Rakyat sering menjadi kambing hitam dan dimanfaatkan untuk
menutupi kebohongan. Tak jarang rakyat dijadikan tameng untuk menutupi sebuah
kepentingan . Maka minggu lalu perseteruan dua kubu di DPRD
Dairi yakni yang
menolak jadwal ulang R APBD dan yang
menginginkan jadwal ulang kedua kubu
berkata demi rakyat. Kubu yang telah
melanggar undang-undang saja sanggup mengatakan demi rakyat.
Pejabat pemerintah sering menjual rakyat dengan istilah demi
rakyat. Bisa jadi pejabat yang berkata seperti ini juga tidak salah dan tidak
berdosa karena istri dan anaknya serta
familinya juga rakyat. . Mungkin saja rakyat yang dimaksudkannya jenis itu.
He..he…he.. Tidak dipungkiri kelihaian lidah sangat berpengaruh dalam dunia
kekuasaan. Tetapi lidah yang terlalu lihai kadang menjijikkan dan memuakkan.
Jelang pilkada biasanya muncul kalimat “ ai tong do babiat on”
atau “ sulit juga sarupa do . on babiat , bayon buaya” kalimat itu muncul di
kalangan rakyat kecil . Aku hanya berkata terserah pendapat masing-masing
namanya juga demokrasi namun aku yakin pergantian harimau menjadi buaya adalah lebih baik. Setidaknya rakyat semakin
pintar bisa mengenal beberapa jenis
hewan. Itu lebih baik dari pada
capek hanya menonton tingkah seekor
harimau . SDM juga gak bertambah melihat itu itu saja. Maka muncul istilah 4 L
(Loe Lagi Loe Lagi). Pusingnya masih tetap dengan dengan propaganda lama demi
rakyat.
Sejuta kebohongan dan sejuta penipuan berbalut demi rakyat bisa
dilakukan para kandidat. Calon kepala daerah. Disisi lain rakyat jelata mudah
saja dipermainkan. Terkadang sangat menyakitkan cukup dengan uang Rp. 20.000
harga diri seorang rakyat digadaikan .
Apalagi dengan harga Rp. 50.000 dan Rp. 100.000 pasti mudah saja menyucuk
hidungnnya hingga menjadi kerbau.
Makanya rakyat juga jangan mengeluh ketika kandidat yang dipilihnya karena uang saat duduk menjadi menjadikan rakyat bak kerbau. Itu wajar karena
sejak awal pun rakyat sudah rela menjadi kerbau.

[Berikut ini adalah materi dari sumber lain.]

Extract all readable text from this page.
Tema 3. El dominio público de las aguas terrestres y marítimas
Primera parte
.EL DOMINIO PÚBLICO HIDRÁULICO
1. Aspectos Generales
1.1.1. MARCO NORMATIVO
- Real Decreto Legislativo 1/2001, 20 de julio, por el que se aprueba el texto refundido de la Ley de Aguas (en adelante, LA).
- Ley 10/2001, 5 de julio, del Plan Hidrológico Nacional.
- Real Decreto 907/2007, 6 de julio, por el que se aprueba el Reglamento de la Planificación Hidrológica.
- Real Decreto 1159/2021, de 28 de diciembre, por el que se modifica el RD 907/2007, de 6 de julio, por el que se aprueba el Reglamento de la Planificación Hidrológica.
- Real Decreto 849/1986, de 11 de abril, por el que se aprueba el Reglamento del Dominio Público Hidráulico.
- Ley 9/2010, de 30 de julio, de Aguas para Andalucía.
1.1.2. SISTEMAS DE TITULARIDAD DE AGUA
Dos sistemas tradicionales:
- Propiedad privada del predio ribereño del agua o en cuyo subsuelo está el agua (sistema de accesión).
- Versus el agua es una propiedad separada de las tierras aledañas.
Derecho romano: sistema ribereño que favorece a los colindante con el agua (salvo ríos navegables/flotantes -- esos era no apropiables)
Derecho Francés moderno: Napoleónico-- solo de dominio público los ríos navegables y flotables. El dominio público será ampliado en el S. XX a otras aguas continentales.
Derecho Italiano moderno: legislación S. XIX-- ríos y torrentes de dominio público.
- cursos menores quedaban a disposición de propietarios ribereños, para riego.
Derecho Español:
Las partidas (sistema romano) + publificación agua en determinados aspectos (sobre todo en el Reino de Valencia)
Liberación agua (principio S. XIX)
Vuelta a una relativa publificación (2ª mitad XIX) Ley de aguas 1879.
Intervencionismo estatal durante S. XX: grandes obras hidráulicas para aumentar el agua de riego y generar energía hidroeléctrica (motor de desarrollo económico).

Ada juga cerita sebungkus roti kaleng. Se plastik parcel berisi
tepung terigu, minyaka makan dan sekilo gula pasir. Ada juga yang menyebut itu
hak rakyat dan demi rakyat.
Demi rakyat dan selalu demikian bahasa yang sebenarnya telah
dilacurkan. Entah mengapa juga Kalimat itu terasa memuakkan ketika diucapkan
pejabat sekarang. Kemuakan mungkin
dikarenakan bicara demi rakyat namun mobil mewahnya bertambah, pola hidup yang
bermewah-mewahan, pesta pesta dan
kegiatannya tak lain hanya seremoni saja . Hanya mementingkan kroni dan
orang-orang yang suka menjilatinya.
Ketika kalimat seperti ini diucapkan maka yang langsung terasa mual dan
pengen muntah.
Entah juga karena apa
namun biasanya sebelum duduk menjadi
pejabat pasti semua usaha dilakukan memanjakan rakyat. Tanda tanda pejabat yang
tidak bermoral sesungguhnya mudah saja menilainya yakni banyak janji, arogan
dan berlaku hanya milik kroni dan familinya saja. Maka jangan
heran melihat calon pejabat semasa kampanye selalu menebar senyum terlihat
akrab . Menyebar uang dan ketika duduk berubah 180 derajat . Untuk membalut
kebusukan biasanya berkata demi rakyat.
Maka kini kembali rakyat juga yang menilai. Tidak dipungkiri
rakyat juga ada yang berharap uang 20.000. menggadaikan harga diri dan bisa di
beli . Penguasa menyebut demi rakyat sedang rakyat bodoh berkata demi uang.